Many people seek therapists at one or several times in their life. Many of them are perfectly happy and healthy. One might wish to resolve minor issues and gain perspective on their experience and plans for the future. Others might be recovering from a traumatic event or the loss of a loved one, which is a loss that every person feels at some point in their life.
Are You a Narcissist if You Visit a Counselor?
Many people may think about seeing a therapist to explore issues, but they resist the urge. They don’t want to seem self-indulgent by seeking a professional to tell them things about themselves they already know or don’t need to know.
While it is true that talking about ourselves for hours and hours on end might be self-indulgent, the work you do with a therapist isn’t excessive—it is necessary. There is much value in understanding your thought processes and your actions. You can go into the world a more relaxed, comfortable person who can maybe even help others around you.
Seeking professional help isn’t narcissistic or unhealthy. It is proactive and can be of great benefit to yourself and the people you love.
Only Lonesome People Need Psychotherapy
Many people think that only those who have no one else to talk to should seek professional help. They feel that if they have a budding social life, a spouse, or a tightly knit family, there is no need for help.

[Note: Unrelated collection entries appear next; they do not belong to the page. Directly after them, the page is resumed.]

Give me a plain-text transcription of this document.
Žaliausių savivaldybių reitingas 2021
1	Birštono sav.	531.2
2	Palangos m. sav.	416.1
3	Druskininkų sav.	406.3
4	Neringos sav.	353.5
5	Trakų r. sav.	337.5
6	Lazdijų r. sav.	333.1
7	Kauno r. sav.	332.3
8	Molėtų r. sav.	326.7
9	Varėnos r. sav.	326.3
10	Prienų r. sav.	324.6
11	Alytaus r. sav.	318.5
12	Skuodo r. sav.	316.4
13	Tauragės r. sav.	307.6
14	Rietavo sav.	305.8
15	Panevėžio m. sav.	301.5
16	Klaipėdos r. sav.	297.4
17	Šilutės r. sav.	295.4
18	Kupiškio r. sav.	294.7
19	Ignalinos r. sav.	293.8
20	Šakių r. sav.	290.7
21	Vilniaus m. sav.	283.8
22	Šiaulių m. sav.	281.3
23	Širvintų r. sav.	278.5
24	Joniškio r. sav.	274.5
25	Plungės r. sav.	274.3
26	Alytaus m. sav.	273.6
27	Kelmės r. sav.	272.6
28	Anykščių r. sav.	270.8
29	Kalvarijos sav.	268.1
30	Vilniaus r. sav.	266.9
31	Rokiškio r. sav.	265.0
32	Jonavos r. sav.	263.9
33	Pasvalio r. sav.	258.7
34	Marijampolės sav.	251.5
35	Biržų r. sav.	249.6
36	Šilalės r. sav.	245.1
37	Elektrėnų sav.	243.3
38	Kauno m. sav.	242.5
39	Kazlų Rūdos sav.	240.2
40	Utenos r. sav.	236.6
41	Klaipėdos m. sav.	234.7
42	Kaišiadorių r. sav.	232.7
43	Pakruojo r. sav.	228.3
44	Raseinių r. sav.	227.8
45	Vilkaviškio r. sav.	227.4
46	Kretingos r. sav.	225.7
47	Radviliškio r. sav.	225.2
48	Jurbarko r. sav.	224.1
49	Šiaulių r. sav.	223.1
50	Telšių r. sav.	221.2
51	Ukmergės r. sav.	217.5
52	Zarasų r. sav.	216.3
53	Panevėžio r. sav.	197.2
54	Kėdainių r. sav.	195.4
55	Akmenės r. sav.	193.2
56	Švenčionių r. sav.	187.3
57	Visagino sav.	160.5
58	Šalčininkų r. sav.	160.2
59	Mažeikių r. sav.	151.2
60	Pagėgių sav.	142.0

Surprisingly, many patients have a strong network of loved ones in their life. While it is essential to have a healthy network of loved ones, that isn’t always enough. To expect your spouse to be your emotional support for everything you go through is unfair to them.
What’s more, their support may not be sufficient enough to help you. Psychotherapists aren’t just sympathetic ears there to tell you that you’re great. They’re professionals who can give you the skills to improve your situation or cope with life’s many challenges. They can ask you the questions and give you answers you need—answers that you might not want to hear from people in your personal life.
Approaches to Individual Psychotherapy: Cognitive Behavioral Therapy
Cognitive Behavioral Therapy (CBT) is a popular form of psychotherapy. Rather than working to uncover and resolve the issues of your forgotten past, CBT is problem-focused, goal-oriented, and considered a short-term form of psychotherapy. It focuses on the here-and-now of your life, and how your perceptions influence your emotional response to situations.
If you suffer from mood disorders, clinical depression, phobias, PTSD, personality disorders, or struggle with substance abuse, CBT might be the most productive and cost-effective treatment for you.
Couples Counseling Isn’t Just for Unhappy Couples
Couples therapy isn’t just for couples who are on the verge of separating. Couples counseling is for those who are looking to improve communication skills, decrease emotional avoidance, and nurture one another’s best qualities.
As many know, relationships take work. Working with a professional makes the objectives more transparent and the work more manageable.
Through couples’ therapy, each individual can learn much about themselves that they can bring to other aspects of their lives—much like individual psychotherapy.